Uiteraard heeft de nazi-ideologie ervoor gezorgd dat Eichmann ongestraft kon moorden, en dat hij voor die wandaden door zijn meerderen zelfs werd beloond, maar... ook de 'duivel' beloont de dief met zijn buit! Als de 'redenering' van Cesarani een argument mag wezen, dan ook het uitvlucht van elke crimineel: en dan dient een rechter die dit argument beaamt, te oordelen dat al 's mensens fouten gewoon het werk van die 'duivel' zijn - uiteindelijk de enige overblijvende schuldige.
Nu wordt de 'duivel' in de mythologie getypeerd als de 'niet-persoon' bij uitstek: hij is de negatie van een persoon, hij is een 'legioen' of een 'meerkoppige draak', wat wil zeggen: 'iemand' die 'niet is', en die dus niet tot het dragen van verantwoordelijkheid in staat is, zodat het schuldbegrip afketst op zijn pantser.
In de 'mythologie' van het Christendom heeft daarom God zelf alle schuld op zich genomen en ook uitgeboet. Immers: er is wel degelijk van misdaad sprake, bijvoorbeeld in de Eichmann-historie, want slachtoffers zijn er onmiskenbaar; er is dus ook sprake van verantwoordelijkheid en schuld. Maar de erkenning van de misdaad, gekoppeld aan de negatie van het bestaan van schuld, zoals dat klaarblijkelijk het geval is in Cesarani's betoog, is een ronduit contradictorische stellingname. Zij blijkt, evenals de misdaad zelf, volstrekt ondoordacht. En voor hen aan wie het gegeven is te kunnen denken, is denken een heilige plicht.

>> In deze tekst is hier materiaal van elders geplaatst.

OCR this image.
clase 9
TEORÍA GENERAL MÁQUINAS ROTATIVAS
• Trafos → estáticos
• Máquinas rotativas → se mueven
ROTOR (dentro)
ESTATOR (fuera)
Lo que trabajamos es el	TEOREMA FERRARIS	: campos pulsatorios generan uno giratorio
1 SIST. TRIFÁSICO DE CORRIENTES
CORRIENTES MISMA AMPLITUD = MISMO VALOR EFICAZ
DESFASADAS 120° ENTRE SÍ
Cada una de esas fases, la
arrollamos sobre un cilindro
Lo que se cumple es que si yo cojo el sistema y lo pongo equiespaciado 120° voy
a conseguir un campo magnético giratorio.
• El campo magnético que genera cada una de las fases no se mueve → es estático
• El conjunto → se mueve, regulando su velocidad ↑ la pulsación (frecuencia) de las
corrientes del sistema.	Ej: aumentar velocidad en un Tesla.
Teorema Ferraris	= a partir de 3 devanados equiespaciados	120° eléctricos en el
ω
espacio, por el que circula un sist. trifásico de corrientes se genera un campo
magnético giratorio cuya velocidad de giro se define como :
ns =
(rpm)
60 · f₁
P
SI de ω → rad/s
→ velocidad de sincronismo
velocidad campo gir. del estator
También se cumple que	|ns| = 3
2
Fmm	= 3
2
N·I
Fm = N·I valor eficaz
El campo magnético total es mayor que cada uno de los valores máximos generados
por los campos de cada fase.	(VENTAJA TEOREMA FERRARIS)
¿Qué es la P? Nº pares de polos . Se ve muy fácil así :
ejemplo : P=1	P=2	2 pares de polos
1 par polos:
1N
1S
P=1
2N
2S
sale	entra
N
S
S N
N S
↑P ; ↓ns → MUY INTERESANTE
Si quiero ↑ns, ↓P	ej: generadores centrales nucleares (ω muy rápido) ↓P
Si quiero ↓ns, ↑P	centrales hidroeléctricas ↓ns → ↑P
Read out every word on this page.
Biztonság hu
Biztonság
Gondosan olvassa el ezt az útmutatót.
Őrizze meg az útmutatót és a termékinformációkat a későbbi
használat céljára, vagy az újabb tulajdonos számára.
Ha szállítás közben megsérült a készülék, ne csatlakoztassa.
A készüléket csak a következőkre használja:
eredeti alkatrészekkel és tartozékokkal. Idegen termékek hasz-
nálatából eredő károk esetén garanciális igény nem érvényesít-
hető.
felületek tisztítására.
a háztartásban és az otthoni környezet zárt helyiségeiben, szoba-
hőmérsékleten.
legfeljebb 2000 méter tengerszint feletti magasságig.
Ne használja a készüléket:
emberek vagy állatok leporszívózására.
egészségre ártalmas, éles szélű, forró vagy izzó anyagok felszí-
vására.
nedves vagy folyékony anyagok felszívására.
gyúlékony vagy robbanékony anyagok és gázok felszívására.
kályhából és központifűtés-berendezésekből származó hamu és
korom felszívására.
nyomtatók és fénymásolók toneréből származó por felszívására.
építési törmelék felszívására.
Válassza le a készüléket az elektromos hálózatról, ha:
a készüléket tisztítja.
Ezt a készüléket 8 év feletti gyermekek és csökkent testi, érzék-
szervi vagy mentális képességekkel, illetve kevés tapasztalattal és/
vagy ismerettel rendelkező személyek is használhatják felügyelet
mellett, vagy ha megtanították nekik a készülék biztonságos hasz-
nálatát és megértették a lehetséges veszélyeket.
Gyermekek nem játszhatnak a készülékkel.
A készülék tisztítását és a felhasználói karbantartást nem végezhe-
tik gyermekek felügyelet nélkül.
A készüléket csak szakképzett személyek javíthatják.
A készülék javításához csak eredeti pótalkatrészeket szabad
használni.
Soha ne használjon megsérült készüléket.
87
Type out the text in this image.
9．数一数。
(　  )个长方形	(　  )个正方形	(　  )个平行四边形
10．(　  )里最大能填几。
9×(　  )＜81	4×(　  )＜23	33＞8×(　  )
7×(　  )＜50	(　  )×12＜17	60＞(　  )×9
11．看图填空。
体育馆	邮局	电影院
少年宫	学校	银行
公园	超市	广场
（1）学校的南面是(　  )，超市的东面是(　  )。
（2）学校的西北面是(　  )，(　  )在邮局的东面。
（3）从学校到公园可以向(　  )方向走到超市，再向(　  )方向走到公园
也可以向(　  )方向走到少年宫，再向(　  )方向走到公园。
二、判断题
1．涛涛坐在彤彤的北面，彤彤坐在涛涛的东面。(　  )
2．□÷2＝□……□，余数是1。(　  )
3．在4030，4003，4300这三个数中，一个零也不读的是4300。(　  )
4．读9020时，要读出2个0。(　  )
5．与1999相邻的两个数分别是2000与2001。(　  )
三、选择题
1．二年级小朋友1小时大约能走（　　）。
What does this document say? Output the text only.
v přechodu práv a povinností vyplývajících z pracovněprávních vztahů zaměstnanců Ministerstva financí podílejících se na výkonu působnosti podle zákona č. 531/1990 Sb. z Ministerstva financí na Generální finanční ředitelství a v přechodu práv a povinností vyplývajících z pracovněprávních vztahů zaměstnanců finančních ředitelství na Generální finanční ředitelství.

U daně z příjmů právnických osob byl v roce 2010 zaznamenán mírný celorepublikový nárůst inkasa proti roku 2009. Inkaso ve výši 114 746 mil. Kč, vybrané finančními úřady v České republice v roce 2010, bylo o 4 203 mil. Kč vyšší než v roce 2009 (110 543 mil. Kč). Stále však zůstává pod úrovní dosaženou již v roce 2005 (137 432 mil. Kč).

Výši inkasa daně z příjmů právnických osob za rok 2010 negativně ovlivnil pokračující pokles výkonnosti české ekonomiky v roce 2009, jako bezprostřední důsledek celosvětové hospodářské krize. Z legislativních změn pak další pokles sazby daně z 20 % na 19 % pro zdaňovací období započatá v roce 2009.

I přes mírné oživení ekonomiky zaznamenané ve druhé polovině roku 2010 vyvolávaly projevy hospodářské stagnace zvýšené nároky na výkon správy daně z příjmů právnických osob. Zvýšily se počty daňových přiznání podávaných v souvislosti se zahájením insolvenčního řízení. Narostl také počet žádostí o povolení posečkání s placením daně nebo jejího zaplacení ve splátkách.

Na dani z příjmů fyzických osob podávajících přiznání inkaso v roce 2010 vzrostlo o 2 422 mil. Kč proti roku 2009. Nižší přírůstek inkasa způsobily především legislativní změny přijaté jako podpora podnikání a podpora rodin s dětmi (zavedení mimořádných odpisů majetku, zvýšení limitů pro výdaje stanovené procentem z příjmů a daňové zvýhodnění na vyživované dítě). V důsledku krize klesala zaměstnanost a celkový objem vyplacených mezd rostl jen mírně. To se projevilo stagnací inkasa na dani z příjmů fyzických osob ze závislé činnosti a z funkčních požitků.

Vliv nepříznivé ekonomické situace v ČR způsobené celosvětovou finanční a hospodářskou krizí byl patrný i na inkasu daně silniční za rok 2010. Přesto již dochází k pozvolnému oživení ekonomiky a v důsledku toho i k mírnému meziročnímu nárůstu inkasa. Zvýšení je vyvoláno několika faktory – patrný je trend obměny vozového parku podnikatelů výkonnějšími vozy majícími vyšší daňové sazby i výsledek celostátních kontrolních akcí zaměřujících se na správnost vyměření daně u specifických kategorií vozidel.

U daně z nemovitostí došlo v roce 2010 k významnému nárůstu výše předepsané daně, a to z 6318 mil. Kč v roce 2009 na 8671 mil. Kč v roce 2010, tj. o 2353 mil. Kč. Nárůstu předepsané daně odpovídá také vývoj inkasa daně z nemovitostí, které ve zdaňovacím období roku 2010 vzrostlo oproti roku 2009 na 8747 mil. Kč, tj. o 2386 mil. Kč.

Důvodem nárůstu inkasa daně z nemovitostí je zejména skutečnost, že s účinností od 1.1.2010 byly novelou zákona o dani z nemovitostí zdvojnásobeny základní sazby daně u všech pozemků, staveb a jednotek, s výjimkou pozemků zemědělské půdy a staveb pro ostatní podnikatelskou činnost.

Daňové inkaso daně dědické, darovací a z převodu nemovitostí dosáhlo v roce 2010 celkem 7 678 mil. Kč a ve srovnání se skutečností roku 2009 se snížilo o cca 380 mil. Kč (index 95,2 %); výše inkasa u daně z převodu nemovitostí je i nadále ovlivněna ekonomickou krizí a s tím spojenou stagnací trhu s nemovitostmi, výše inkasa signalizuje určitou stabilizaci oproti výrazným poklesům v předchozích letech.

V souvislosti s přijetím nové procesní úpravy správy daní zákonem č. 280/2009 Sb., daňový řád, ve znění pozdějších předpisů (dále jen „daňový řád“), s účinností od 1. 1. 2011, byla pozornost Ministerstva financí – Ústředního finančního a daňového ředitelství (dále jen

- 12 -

Maar misschien nog meer dan dat alles, rijst hier de vraag of het Christendom dan niet de enige 'ideologie' is, die de beschreven contradictie overstijgt - wat het meteen tot veel meer maakt dan louter een ideologie.
Noten:
(1) Zie: http://www.serendib.be/gievandenberghe/artikels/goedenkwaadherzien.htm - ook verschenen in De Standaard der Letteren van 8 september 2005.
(2) Uitgegeven bij Anthos/Manteau, Antwerpen, 2005.
(3) Zie ook: Arendt, Hannah, Eichmann in Jeruzalem. De banaliteit van het kwaad, Amsterdam/Antwerpen, Atlas, 2005 en Arendt, Hannah, Het zionisme bij nader inzien, Amsterdam, Mets & Schilt, 2005.
(4) van den Berghe, Goed en kwaad herzien, laatste paragraaf.